308 U.S. 413 | SCOTUS | 1940
NATIONAL LABOR RELATIONS BOARD
v.
INTERNATIONAL BROTHERHOOD OF ELECTRICAL WORKERS ET AL.
Supreme Court of United States.
Mr. Charles Fahy, with whom Solicitor General Jackson and Messrs. Robert B. Watts and Laurence A. Knapp were on the brief, for petitioner.
Messrs. John B. Hollister and Isaac Lobe Straus, with whom Mr. Sigmund Levin was on the brief, for respondents.
MR. JUSTICE STONE delivered the opinion of the Court.
This is a companion case to American Federation of Labor v. National Labor Relations Board, ante, p. 401. The decisive question raised by the petition is whether a direction for an election made by the National Labor Relations Board in a representation proceeding under § 9 (c) of the Wagner Act, 49 Stat. 449, 453, 29 U.S.C., Supp.
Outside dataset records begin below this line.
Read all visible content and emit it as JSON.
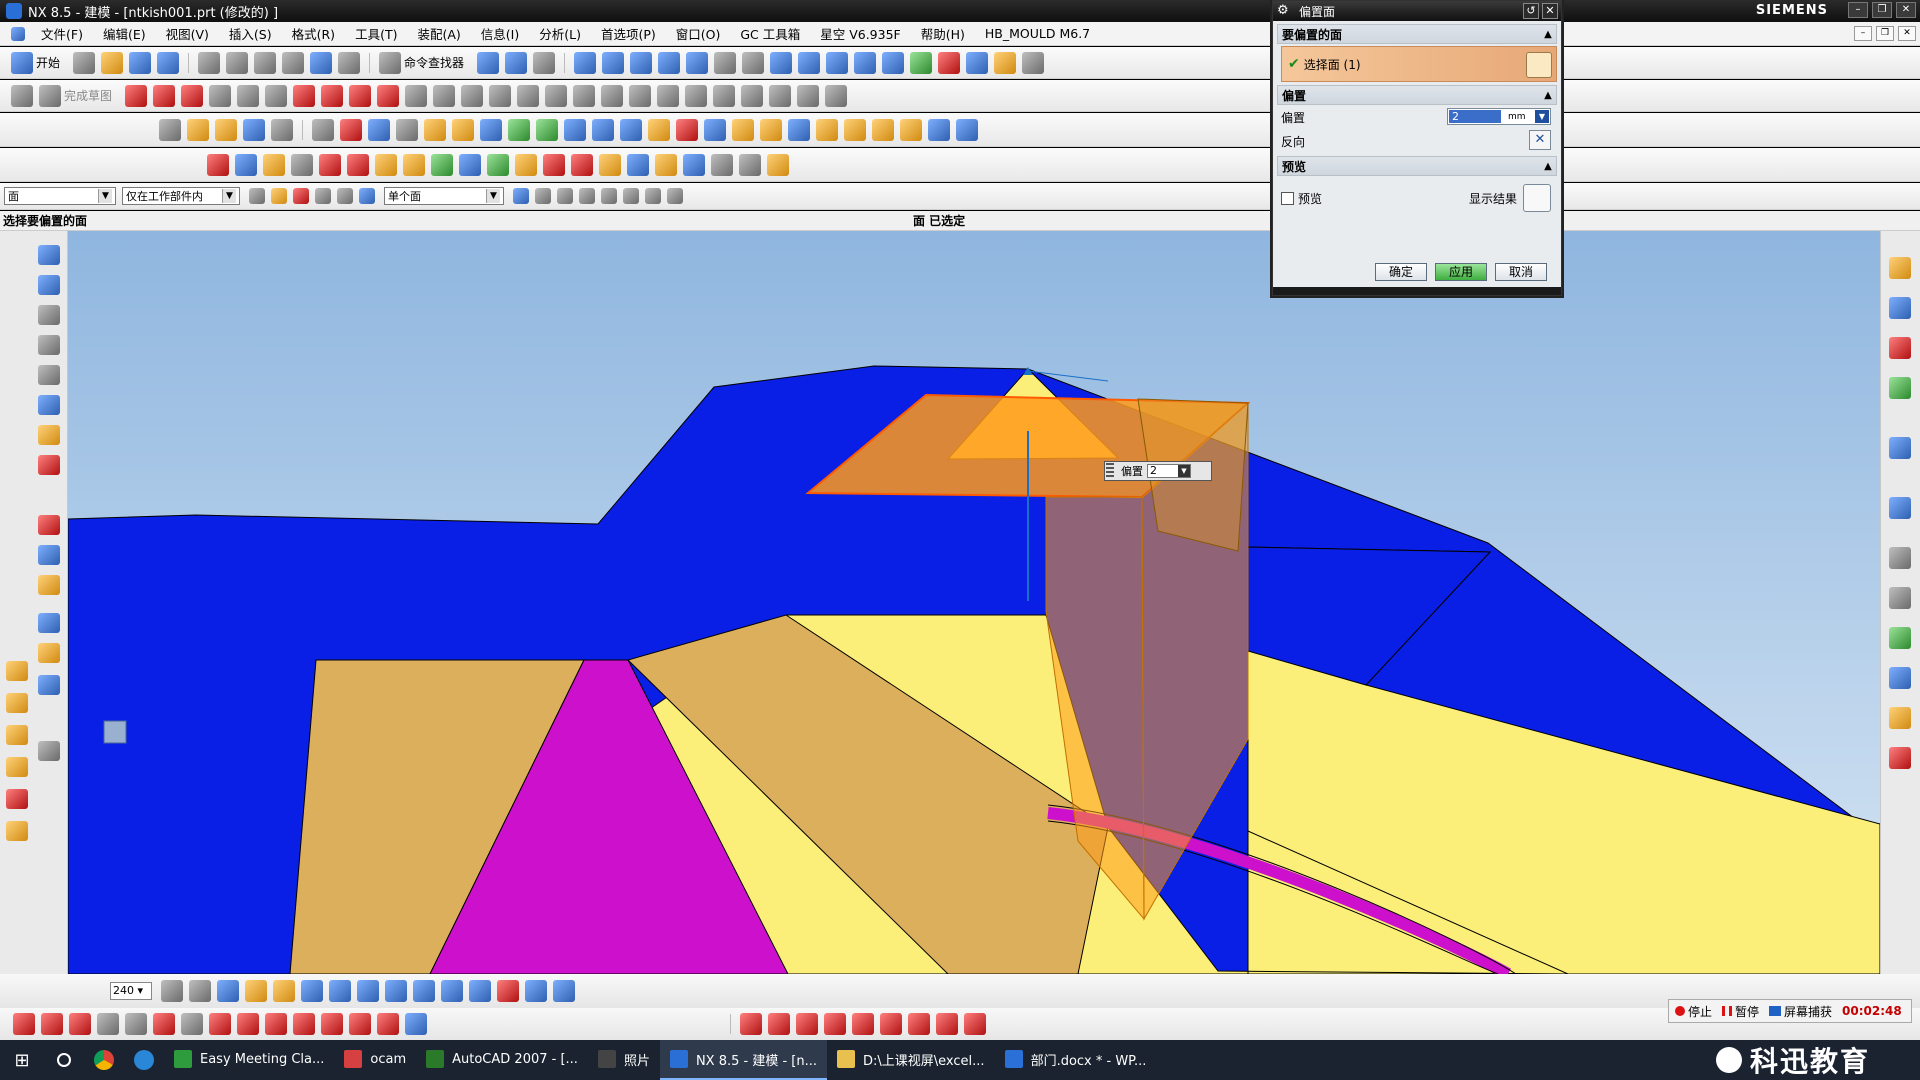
{
  "window": {
    "title": "NX 8.5 - 建模 - [ntkish001.prt  (修改的) ]",
    "brand": "SIEMENS"
  },
  "menubar": {
    "items": [
      "文件(F)",
      "编辑(E)",
      "视图(V)",
      "插入(S)",
      "格式(R)",
      "工具(T)",
      "装配(A)",
      "信息(I)",
      "分析(L)",
      "首选项(P)",
      "窗口(O)",
      "GC 工具箱",
      "星空 V6.935F",
      "帮助(H)",
      "HB_MOULD M6.7"
    ]
  },
  "toolbar": {
    "start_label": "开始",
    "command_finder_label": "命令查找器",
    "sketch_label": "完成草图"
  },
  "selection_bar": {
    "type_filter": "面",
    "scope": "仅在工作部件内",
    "face_rule": "单个面"
  },
  "cue_line": {
    "prompt": "选择要偏置的面",
    "status": "面 已选定"
  },
  "dialog": {
    "title": "偏置面",
    "group_faces": "要偏置的面",
    "select_face_label": "选择面 (1)",
    "group_offset": "偏置",
    "offset_label": "偏置",
    "offset_value": "2",
    "offset_unit": "mm",
    "reverse_label": "反向",
    "group_preview": "预览",
    "preview_checkbox_label": "预览",
    "preview_checked": false,
    "show_result_label": "显示结果",
    "ok_label": "确定",
    "apply_label": "应用",
    "cancel_label": "取消"
  },
  "viewport": {
    "dynamic_input_label": "偏置",
    "dynamic_input_value": "2",
    "colors": {
      "background_top": "#8fb6df",
      "background_bottom": "#d8e6f4",
      "blue_face": "#0a1fe6",
      "yellow_face": "#fbef7a",
      "tan_face": "#dcaf5c",
      "magenta_face": "#cc10cc",
      "selected_face": "#ff9a1a"
    }
  },
  "bottom_toolbar": {
    "zoom_value": "240"
  },
  "recorder": {
    "stop_label": "停止",
    "pause_label": "暂停",
    "capture_label": "屏幕捕获",
    "time": "00:02:48"
  },
  "taskbar": {
    "items": [
      {
        "label": "Easy Meeting Cla...",
        "icon_color": "#2e9b3c"
      },
      {
        "label": "ocam",
        "icon_color": "#d64040"
      },
      {
        "label": "AutoCAD 2007 - [...",
        "icon_color": "#2a7a2a"
      },
      {
        "label": "照片",
        "icon_color": "#444444"
      },
      {
        "label": "NX 8.5 - 建模 - [n...",
        "icon_color": "#2a6fd6",
        "active": true
      },
      {
        "label": "D:\\上课视屏\\excel...",
        "icon_color": "#e8c050"
      },
      {
        "label": "部门.docx * - WP...",
        "icon_color": "#2a70d6"
      }
    ],
    "watermark": "科迅教育"
  }
}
IV, §§ 151-166, is reviewable by a circuit court of appeals under § 10 (f) of the Act.
*414 In February, 1938, International Brotherhood of Electrical Workers, Local 876, one of the respondents, and an affiliate of respondent, American Federation of Labor, filed with the regional director of the Board a petition asking an investigation and the certification of a representative, for purposes of collective bargaining, of the employees of Consumers Power Company, pursuant to § 9 (c) of the Act. After a hearing, in which the petitioner, the employer, and the Utility Workers Organizing Committee, an affiliate of the Congress of Industrial Organization, participated, the Board issued a "decision and direction of election." 9 N.L.R.B. 742. At the election in January, 1939, 2,806 of the total 2,977 employees voted. Of these 1,072 voted for I.B.E.W. and 1,164 voted for U.W.O.C.
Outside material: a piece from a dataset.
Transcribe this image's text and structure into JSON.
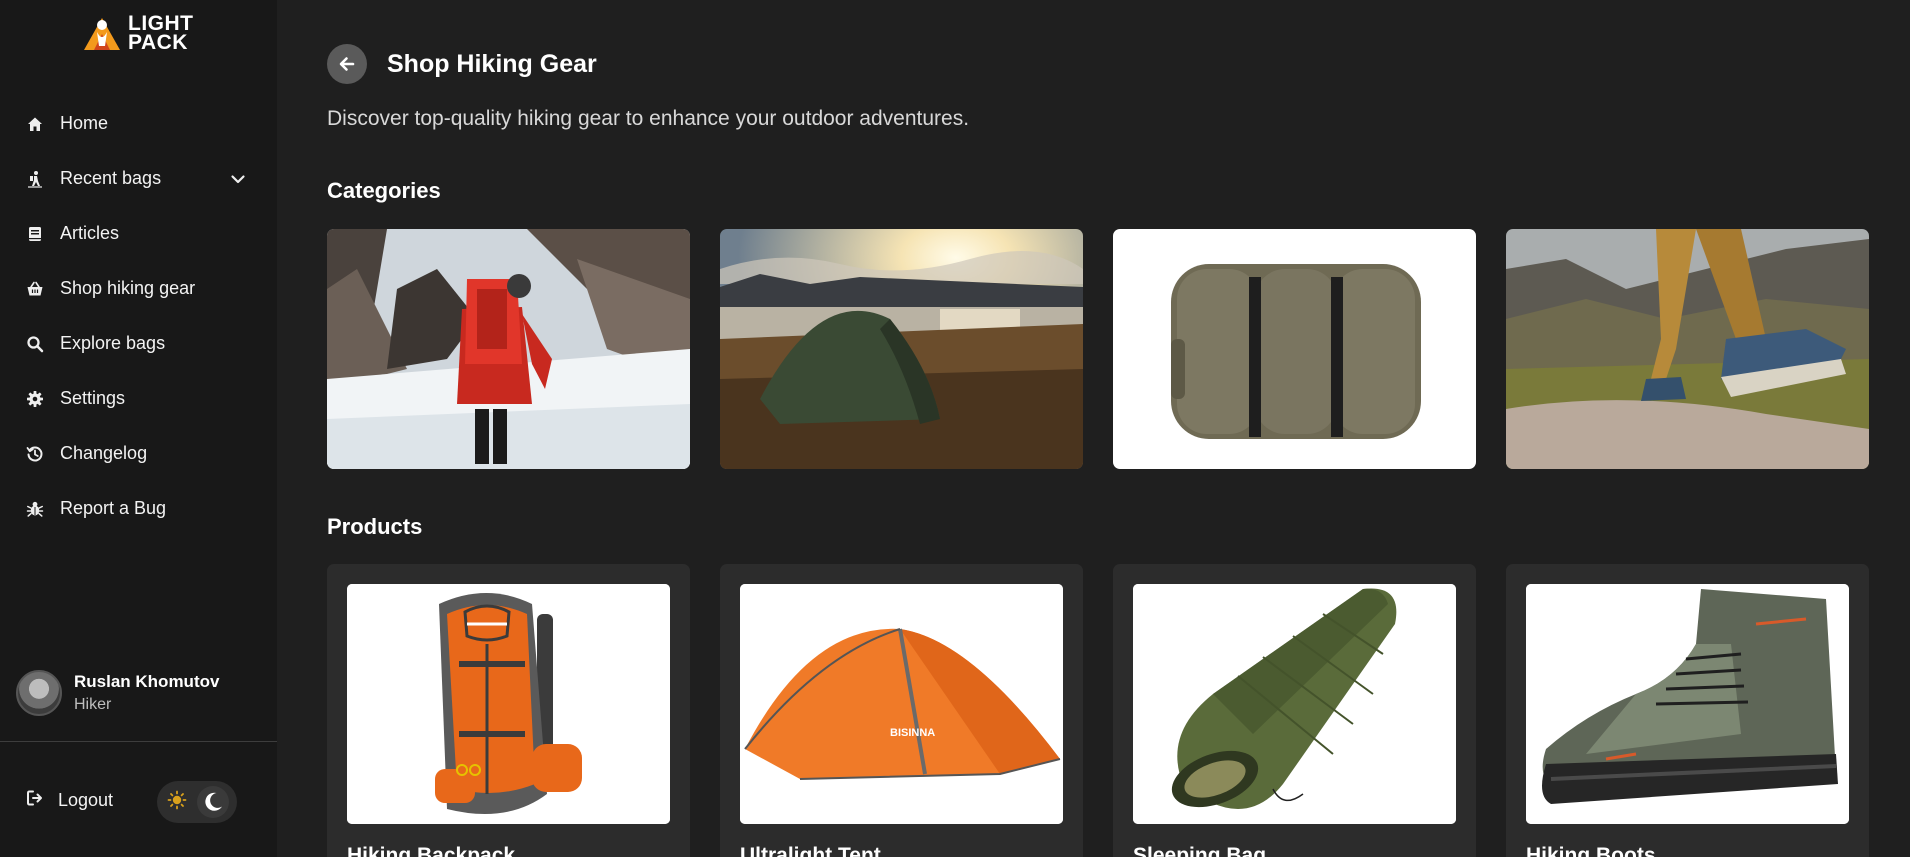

After further proceedings and a hearing the Board found "that the question concerning representation which has arisen can best be resolved by the holding of a run-off election in which the employees in the appropriate unit will be given the opportunity to decide whether or not they desire to be represented by U.W.O.C." and made its "direction" accordingly. 11 N.L.R.B. 848.
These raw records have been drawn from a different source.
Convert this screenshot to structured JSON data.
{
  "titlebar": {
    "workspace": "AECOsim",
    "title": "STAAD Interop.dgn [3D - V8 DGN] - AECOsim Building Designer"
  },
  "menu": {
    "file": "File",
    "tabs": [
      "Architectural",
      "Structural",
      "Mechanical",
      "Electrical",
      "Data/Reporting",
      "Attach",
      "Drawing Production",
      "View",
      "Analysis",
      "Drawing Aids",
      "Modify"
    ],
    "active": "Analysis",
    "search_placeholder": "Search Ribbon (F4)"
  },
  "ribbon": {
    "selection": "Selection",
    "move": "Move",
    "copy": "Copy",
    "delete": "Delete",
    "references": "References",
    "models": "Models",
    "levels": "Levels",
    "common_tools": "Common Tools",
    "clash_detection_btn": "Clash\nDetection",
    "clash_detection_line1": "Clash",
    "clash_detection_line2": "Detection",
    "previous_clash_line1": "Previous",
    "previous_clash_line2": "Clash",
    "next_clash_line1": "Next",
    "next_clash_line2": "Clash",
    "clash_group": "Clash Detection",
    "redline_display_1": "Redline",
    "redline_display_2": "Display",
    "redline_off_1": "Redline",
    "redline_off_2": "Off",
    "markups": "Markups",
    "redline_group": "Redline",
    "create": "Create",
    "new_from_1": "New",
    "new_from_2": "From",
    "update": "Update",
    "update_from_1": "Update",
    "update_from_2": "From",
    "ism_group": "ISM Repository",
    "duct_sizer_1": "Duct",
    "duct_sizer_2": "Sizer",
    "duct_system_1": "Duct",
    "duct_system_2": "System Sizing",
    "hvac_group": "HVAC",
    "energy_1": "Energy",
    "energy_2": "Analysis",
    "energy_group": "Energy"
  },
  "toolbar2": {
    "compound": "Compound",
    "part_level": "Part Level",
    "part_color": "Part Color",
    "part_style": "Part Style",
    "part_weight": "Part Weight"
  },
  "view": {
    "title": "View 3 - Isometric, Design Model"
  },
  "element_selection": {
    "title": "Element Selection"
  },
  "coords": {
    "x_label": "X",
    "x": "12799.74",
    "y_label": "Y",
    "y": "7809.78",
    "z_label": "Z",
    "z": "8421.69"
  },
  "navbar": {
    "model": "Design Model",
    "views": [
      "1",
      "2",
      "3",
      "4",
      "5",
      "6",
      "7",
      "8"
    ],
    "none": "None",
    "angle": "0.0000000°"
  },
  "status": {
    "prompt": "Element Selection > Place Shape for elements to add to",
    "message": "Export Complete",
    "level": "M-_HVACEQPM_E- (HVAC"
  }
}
Contending that the direction, contrary to law, excludes Union 876 from the ballot on the run-off election, respondents petitioned the Court of Appeals for the Sixth Circuit to review the direction under the provisions of § 10 (f) of the Act. That court set aside the direction as infringing the free choice by employees of their representatives for purposes of collective bargaining assured to them by §§ 1, 7, 9 (a) and (c) of the Wagner Act. We granted certiorari October 9, 1939, so that the case might be considered with American Federation of Labor v. National Labor Relations Board, supra.
Decision here is controlled by our decision in that case. The direction for an election is but a part of the representation *415 proceeding authorized by § 9 (c) and is no more subject to review under § 10 (f) than is a certification which is the final step in such a proceeding and which we have just held Congress has excluded from the review afforded by that subdivision.
Reversed.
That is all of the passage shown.